In data warehousing, snowflaking is a form of dimensional modeling in which dimensions are stored in multiple related dimension tables. A snowflake schema is a variation of the star schema.
Snowflaking is used to improve the performance of certain queries. The schema is diagramed with each fact surrounded by its associated dimensions (as in a star schema), and those dimensions are further related to other dimensions, branching out into a snowflake pattern.
Data warehouses and data marts may use snowflaking to support specific query needs. Snowflaking can improve query performance against low cardinality attributes that are queried independently. Business intelligence applications that use a relational OLAP (ROLAP) architecture may perform better when the data warehouse schema is snowflaked.
A star schema stores all attributes for a dimension into one denormalized (“flattened”) table. This requires more disk space than a more normalized snowflake schema. Snowflaking normalizes the dimension by moving attributes with low cardinality (few distinct values) into separate dimension tables that relate to the core dimension table by using foreign keys. Snowflaking for the sole purpose of minimizing disk space is not recommended, however, because it can adversely impact query performance.
Cases for snowflaking include:
- Sparsely populated attributes, where most dimension member records have a NULL value for the attribute, are moved to a sub-dimension.
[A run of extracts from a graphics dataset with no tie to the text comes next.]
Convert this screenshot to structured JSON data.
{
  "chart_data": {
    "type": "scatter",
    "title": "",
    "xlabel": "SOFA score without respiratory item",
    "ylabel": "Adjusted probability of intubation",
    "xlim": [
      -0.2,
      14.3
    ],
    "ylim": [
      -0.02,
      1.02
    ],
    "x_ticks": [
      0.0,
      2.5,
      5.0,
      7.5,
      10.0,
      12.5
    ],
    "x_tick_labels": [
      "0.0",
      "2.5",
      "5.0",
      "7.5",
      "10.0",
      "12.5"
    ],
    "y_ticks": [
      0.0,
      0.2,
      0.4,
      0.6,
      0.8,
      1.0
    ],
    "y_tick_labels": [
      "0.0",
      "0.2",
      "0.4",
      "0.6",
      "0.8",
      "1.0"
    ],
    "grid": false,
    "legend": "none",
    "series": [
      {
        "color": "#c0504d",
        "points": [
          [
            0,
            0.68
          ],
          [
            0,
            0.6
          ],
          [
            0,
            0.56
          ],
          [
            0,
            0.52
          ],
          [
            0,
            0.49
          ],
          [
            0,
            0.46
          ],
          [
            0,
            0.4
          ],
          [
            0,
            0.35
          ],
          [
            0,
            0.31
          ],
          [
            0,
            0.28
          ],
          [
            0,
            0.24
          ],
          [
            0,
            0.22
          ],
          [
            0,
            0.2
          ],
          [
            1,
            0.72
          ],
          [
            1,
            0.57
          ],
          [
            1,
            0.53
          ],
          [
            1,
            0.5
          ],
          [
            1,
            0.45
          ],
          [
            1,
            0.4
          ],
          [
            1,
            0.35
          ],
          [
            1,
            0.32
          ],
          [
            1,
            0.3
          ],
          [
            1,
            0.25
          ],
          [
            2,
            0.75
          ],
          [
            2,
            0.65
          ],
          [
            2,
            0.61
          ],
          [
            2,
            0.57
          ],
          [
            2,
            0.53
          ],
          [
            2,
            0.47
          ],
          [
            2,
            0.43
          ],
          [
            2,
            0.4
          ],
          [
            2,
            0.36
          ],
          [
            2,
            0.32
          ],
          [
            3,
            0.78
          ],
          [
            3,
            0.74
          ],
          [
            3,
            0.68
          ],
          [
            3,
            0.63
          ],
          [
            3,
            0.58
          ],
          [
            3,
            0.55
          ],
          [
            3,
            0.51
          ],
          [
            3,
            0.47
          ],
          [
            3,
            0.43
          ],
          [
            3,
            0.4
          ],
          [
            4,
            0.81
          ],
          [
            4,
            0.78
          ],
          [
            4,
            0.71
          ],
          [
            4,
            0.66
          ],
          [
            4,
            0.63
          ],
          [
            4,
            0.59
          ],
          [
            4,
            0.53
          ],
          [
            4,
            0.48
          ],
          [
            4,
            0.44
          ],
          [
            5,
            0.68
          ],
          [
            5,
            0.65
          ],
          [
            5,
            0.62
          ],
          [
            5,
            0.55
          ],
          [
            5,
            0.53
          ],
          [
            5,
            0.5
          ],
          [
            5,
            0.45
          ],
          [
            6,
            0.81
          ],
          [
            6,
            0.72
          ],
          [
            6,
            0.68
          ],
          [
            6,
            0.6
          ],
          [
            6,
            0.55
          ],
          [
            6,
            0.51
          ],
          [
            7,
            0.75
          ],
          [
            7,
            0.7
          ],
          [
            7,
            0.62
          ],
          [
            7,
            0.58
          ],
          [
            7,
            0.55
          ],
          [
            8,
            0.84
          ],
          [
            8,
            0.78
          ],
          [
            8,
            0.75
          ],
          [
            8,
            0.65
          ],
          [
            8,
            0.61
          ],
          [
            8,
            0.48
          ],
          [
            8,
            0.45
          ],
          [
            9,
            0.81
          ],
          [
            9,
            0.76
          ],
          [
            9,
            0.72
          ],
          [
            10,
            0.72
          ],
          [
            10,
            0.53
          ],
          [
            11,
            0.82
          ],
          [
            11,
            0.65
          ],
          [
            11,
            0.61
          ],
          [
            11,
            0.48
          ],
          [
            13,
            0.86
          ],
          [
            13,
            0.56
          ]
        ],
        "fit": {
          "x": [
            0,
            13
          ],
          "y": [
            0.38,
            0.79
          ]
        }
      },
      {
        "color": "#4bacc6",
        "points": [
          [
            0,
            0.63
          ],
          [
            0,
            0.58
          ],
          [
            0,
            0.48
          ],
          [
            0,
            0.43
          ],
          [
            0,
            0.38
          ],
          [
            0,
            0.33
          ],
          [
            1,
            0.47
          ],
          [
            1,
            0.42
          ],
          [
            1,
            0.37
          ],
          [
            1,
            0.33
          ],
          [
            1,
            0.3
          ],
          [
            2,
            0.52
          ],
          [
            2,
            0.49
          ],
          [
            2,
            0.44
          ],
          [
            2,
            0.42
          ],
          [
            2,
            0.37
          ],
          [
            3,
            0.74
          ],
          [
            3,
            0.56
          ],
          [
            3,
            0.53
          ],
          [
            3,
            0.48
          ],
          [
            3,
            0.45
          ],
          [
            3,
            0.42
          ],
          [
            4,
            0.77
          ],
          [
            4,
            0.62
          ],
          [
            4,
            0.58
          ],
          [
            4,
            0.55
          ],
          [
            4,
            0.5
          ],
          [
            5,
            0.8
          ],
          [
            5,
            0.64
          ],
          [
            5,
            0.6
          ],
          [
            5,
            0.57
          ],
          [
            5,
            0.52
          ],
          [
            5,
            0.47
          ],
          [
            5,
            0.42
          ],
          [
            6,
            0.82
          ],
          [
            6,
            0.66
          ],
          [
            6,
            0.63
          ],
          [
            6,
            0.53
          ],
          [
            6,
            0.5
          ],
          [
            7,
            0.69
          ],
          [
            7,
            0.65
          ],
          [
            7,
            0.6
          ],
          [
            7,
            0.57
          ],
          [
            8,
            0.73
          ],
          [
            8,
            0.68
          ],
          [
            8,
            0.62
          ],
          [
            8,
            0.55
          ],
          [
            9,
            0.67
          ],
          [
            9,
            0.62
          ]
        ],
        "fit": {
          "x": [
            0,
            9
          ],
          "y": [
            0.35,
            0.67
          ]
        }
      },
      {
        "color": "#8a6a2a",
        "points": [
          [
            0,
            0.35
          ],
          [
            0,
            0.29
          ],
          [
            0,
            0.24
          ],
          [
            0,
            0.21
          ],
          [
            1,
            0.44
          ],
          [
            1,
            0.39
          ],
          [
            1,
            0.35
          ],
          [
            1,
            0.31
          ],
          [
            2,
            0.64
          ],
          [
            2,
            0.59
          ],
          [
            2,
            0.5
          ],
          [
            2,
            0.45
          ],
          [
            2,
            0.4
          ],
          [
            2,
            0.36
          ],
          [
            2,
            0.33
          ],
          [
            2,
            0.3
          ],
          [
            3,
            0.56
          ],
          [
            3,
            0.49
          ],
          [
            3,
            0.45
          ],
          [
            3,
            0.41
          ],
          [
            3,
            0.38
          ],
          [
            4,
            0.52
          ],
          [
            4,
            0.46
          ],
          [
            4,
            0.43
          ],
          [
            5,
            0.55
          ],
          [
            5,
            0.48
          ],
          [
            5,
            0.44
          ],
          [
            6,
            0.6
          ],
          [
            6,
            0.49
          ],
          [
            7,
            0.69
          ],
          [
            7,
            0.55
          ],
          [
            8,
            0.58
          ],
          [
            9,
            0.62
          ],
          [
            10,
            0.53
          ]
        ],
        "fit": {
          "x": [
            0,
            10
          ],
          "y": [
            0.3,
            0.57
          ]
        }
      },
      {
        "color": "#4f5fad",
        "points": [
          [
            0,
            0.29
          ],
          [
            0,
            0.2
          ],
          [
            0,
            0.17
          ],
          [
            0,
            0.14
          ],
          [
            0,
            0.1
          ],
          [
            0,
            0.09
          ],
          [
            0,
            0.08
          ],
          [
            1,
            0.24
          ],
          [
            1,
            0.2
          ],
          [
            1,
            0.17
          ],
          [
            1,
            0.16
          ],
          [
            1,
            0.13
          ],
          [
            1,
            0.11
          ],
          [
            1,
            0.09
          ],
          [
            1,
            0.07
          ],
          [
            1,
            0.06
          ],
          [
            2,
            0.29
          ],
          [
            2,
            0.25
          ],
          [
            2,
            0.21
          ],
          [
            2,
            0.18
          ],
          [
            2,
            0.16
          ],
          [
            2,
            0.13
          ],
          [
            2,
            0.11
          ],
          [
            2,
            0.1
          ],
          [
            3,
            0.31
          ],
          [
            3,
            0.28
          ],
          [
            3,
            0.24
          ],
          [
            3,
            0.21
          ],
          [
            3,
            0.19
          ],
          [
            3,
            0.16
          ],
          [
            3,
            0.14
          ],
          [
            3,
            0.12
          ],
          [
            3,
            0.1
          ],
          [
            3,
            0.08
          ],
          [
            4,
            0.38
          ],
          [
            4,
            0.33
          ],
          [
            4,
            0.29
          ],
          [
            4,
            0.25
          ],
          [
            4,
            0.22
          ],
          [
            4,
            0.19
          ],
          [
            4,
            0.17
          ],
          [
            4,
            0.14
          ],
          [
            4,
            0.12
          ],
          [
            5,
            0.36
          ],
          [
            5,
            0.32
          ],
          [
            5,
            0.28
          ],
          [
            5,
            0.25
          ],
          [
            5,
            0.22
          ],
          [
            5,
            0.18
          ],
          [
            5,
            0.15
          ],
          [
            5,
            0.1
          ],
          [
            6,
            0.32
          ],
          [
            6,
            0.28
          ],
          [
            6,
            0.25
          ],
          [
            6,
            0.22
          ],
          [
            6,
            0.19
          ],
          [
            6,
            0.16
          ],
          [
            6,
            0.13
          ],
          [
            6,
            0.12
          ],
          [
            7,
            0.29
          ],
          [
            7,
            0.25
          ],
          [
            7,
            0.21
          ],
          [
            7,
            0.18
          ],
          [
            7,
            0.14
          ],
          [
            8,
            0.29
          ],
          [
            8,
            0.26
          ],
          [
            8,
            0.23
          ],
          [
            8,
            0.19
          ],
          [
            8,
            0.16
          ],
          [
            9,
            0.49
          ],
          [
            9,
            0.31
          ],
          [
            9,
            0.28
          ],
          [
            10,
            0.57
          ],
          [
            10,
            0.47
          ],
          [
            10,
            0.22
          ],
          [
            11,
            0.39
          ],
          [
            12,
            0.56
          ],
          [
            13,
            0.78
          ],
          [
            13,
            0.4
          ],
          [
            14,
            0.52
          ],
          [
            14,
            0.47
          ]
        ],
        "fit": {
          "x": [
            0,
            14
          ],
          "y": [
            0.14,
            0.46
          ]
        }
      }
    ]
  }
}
- Low cardinality attributes that are queried independently. For example, a product dimension may contain thousands of products, but only a handful of product types. Moving the product type attribute to its own dimension table can improve performance when the product types are queried independently.
- Attributes that are part of a hierarchy and are queried independently. Examples include the year, quarter, and month attributes of a date hierarchy; and the country and state attributes of a geographic hierarchy.